Marvin Gaye's isolated vocals for 'What's Going On?' are incredible
15 July 2021, 12:00
This clip of Marvin Gaye singing 'What's Going On?' without a backing track is spine tingling.
As one of the main stars behind the creation of the Motown sound of the 1960s, he certainly earned his nickname as the Prince of Soul.
And now an unearthed video has revealed the true extent of his talent, as he can be heard singing a cappella to his hit ‘What's Going On’.
Without the backing track, Gaye’s stunning voice can be heard in all its glory.
The song was originally co-written by Renaldo 'Obie' Benson, Al Cleveland and Marvin Gaye, and was the title track of his album What's Going On? Back in 1971.
The inspiration behind the track actually came to Four Tops member Obie Benson when he was in San Francisco in 1969.
During an anti-war protest, now known as 'Bloody Thursday', Benson witnessed extreme violence and police brutality.
Benson originally pitched the song to the Four Tops, but they weren’t interested, and then played it to Joan Baez who also passed.

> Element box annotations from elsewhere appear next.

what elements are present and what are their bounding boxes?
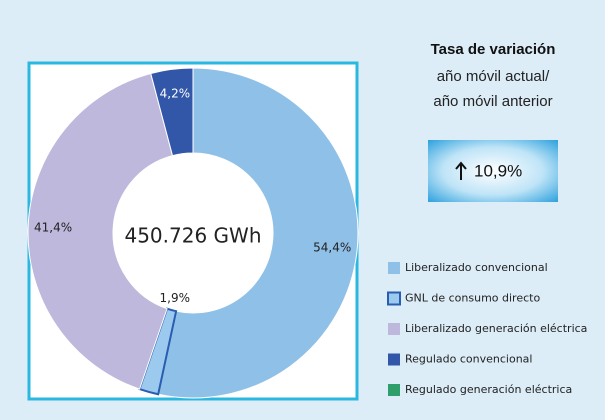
value-label: 54,4% — [313, 240, 351, 254]
value-label: 1,9% — [160, 291, 191, 305]
kpi-subtitle: año móvil anterior — [433, 93, 552, 110]
legend-swatch — [388, 262, 400, 274]
up-arrow — [455, 161, 467, 180]
slice — [157, 67, 359, 399]
kpi-title: Tasa de variación — [431, 41, 556, 58]
legend-label: GNL de consumo directo — [405, 292, 540, 305]
legend-swatch — [388, 323, 400, 335]
center-label: 450.726 GWh — [124, 224, 261, 248]
legend-label: Regulado generación eléctrica — [405, 383, 572, 396]
legend-swatch — [387, 291, 401, 306]
value-label: 4,2% — [160, 87, 191, 101]
legend-label: Regulado convencional — [405, 353, 532, 366]
value-label: 41,4% — [34, 221, 72, 235]
kpi-value: 10,9% — [474, 161, 522, 180]
kpi-box — [428, 140, 558, 202]
legend-label: Liberalizado convencional — [405, 261, 548, 274]
legend-label: Liberalizado generación eléctrica — [405, 322, 587, 335]
slice — [150, 67, 194, 157]
legend-swatch — [388, 353, 400, 366]
kpi-subtitle: año móvil actual/ — [437, 68, 550, 85]
legend-swatch — [388, 384, 400, 396]
slice — [27, 72, 174, 390]
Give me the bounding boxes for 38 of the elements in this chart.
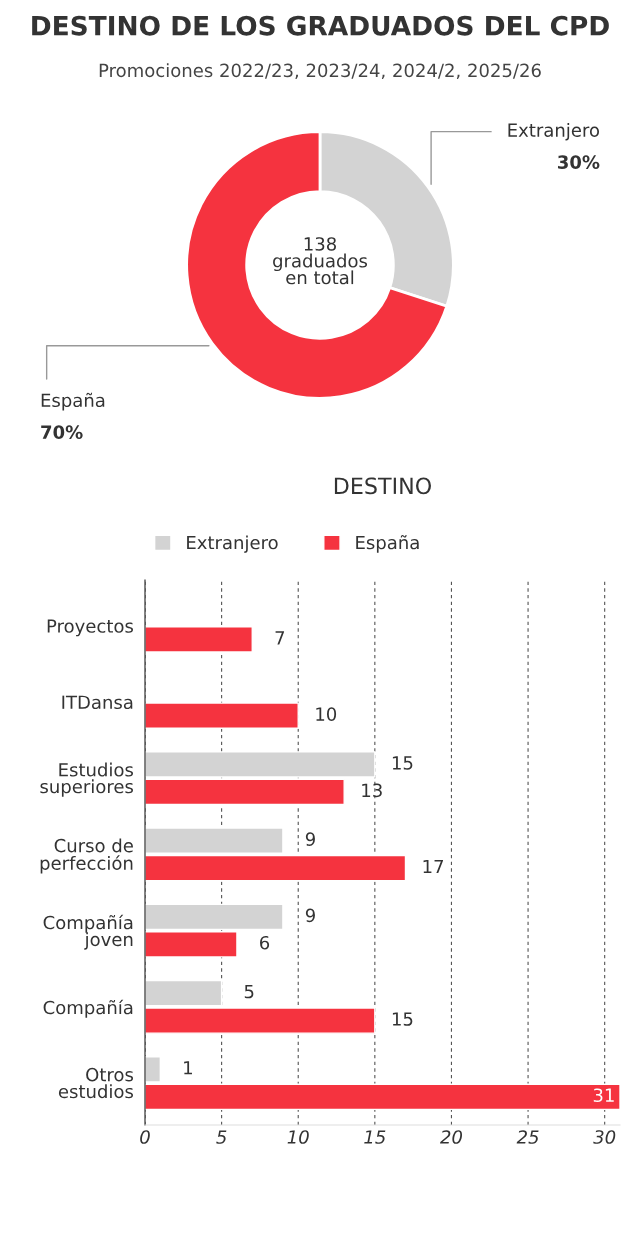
y-tick-label: Proyectos — [47, 619, 134, 637]
y-tick-label: Compañía joven — [43, 914, 133, 950]
data-label: 7 — [275, 631, 285, 645]
data-label: 13 — [362, 783, 382, 798]
y-tick-label: Otros estudios — [58, 1067, 134, 1099]
x-tick-label: 30 — [593, 1130, 616, 1144]
chart-title: DESTINO DE LOS GRADUADOS DEL CPD — [32, 15, 609, 36]
data-label: 10 — [316, 707, 337, 721]
data-label: 17 — [423, 859, 444, 874]
data-label: 15 — [392, 756, 413, 770]
y-tick-label: Curso de perfección — [40, 838, 133, 874]
x-tick-label: 20 — [440, 1130, 463, 1144]
data-label: 30% — [557, 155, 600, 169]
data-label: 9 — [305, 908, 315, 923]
data-label: 15 — [392, 1012, 413, 1026]
chart-subtitle: Promociones 2022/23, 2023/24, 2024/2, 2025/26 — [99, 63, 541, 80]
data-label: 1 — [184, 1061, 192, 1075]
x-tick-label: 0 — [140, 1130, 150, 1144]
data-label: 6 — [260, 935, 270, 950]
x-tick-label: 10 — [287, 1130, 309, 1144]
bar — [145, 702, 299, 729]
data-label: 70% — [41, 425, 83, 439]
chart-title: DESTINO — [334, 477, 431, 495]
data-label: 5 — [244, 984, 254, 999]
text: 138 graduados en total — [273, 237, 368, 285]
y-tick-label: Estudios superiores — [40, 762, 134, 797]
x-tick-label: 5 — [216, 1130, 227, 1144]
legend-label: Extranjero — [187, 535, 278, 553]
data-label: 31 — [593, 1088, 614, 1103]
slice-label: Extranjero — [508, 122, 600, 141]
bar — [145, 626, 253, 653]
x-tick-label: 15 — [364, 1130, 386, 1144]
y-tick-label: Compañía — [43, 999, 133, 1018]
y-tick-label: ITDansa — [62, 695, 133, 710]
x-tick-label: 25 — [516, 1130, 539, 1144]
legend-label: España — [356, 535, 419, 553]
data-label: 9 — [305, 832, 315, 846]
slice-label: España — [41, 392, 105, 411]
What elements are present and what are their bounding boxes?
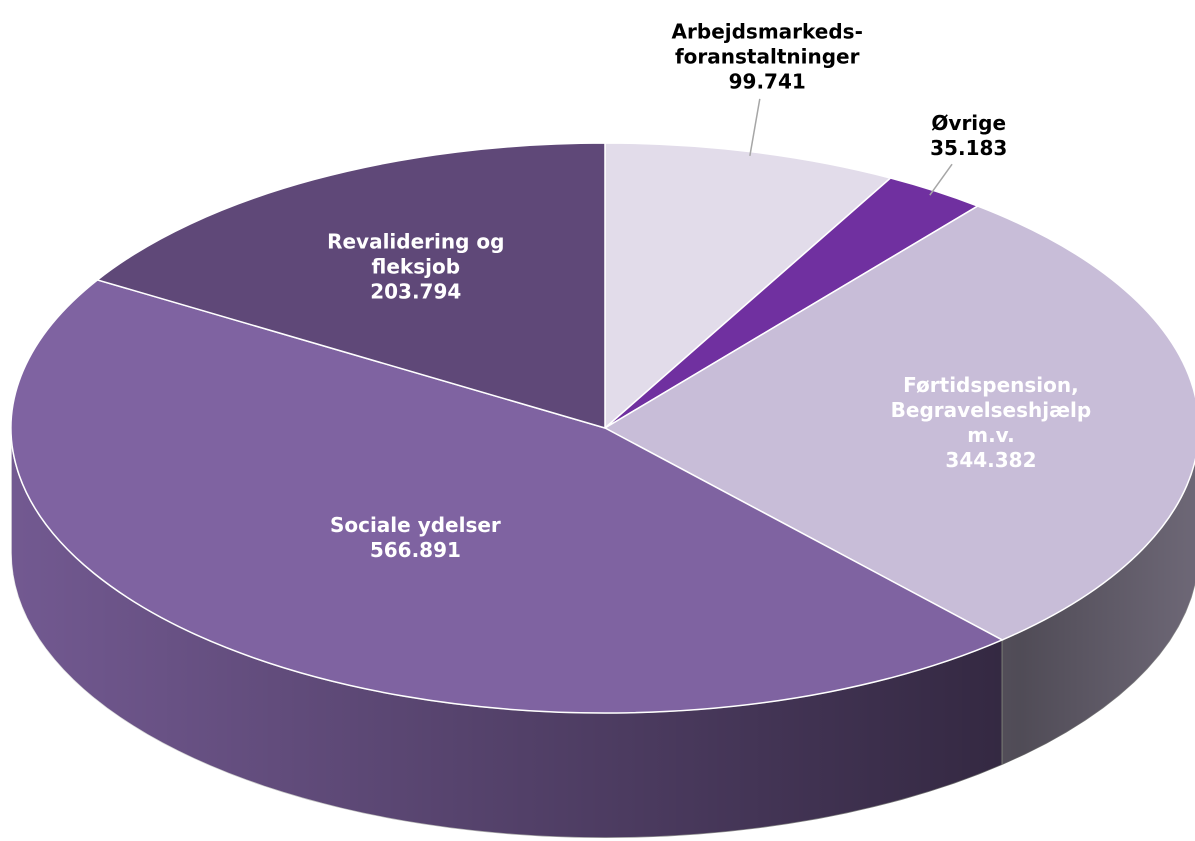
pie-slice: [10, 279, 1004, 714]
slice-name: Øvrige: [931, 111, 1007, 136]
pie-slice: [604, 142, 893, 430]
slice-value: 99.741: [728, 69, 806, 94]
slice-name: Førtidspension, Begravelseshjælp m.v.: [890, 372, 1092, 447]
slice-value: 35.183: [930, 136, 1008, 161]
slice-value: 344.382: [945, 447, 1037, 472]
pie-slice: [603, 205, 1195, 641]
slice-value: 566.891: [369, 537, 461, 562]
side-shade: [11, 428, 1195, 838]
slice-name: Revalidering og fleksjob: [327, 229, 505, 279]
leader-line: [749, 98, 761, 157]
data-label: Førtidspension, Begravelseshjælp m.v. 344…: [889, 373, 1093, 473]
data-label: Øvrige 35.183: [930, 111, 1007, 161]
data-label: Sociale ydelser 566.891: [330, 513, 501, 563]
leader-line: [929, 163, 953, 196]
data-label: Revalidering og fleksjob 203.794: [327, 229, 504, 304]
slice-name: Arbejdsmarkeds- foranstaltninger: [671, 19, 863, 69]
data-label: Arbejdsmarkeds- foranstaltninger 99.741: [672, 19, 863, 94]
slice-name: Sociale ydelser: [329, 512, 501, 537]
pie-slice: [95, 142, 606, 430]
slice-value: 203.794: [370, 279, 462, 304]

But when he brought it to Gaye, he loved it and said it would be perfect for the Motown vocal quartet he was producing.
But Benson wanted Marvin to sing it himself, previously revealing: “I finally put it to him like this: ‘I’ll give you a percentage of the tune if you sing it, but if you do it on anybody else you can’t have none of it.’”
Benson later said Gaye "added some things that were more ghetto, more natural, which made it seem like a story than a song…"

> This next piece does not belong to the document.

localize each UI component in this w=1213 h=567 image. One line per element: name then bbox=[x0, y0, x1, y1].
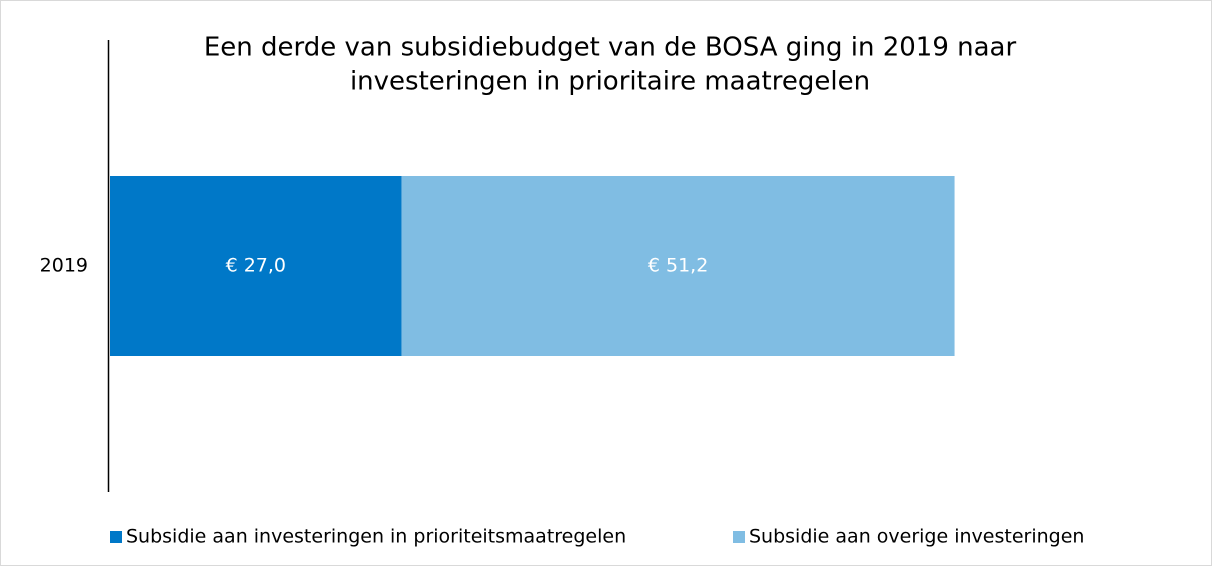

“We measured him for the suit and he tailored the hell out of it."
Despite being one of Gaye’s biggest hits, record executive Berry Gordy hated it.
He originally turned down Gaye's request to release it, saying it was "the worst thing I ever heard in my life".
Not backing down, Gaye then refused to record anything else unless the song was released and ended up doing it without Gordy’s knowledge.
It ended up selling over two million copies and stayed at number one for five weeks on the Billboard R&B charts.
Gordy later explained: "My reason for pushing back on Marvin wasn't to stop the single, just to determine whether or not this was another one of his wild ideas.
"Motown was about music for all people—white and black, blue and green, cops and the robbers. I was reluctant to have our music alienate anyone. This was a big risk for his image.”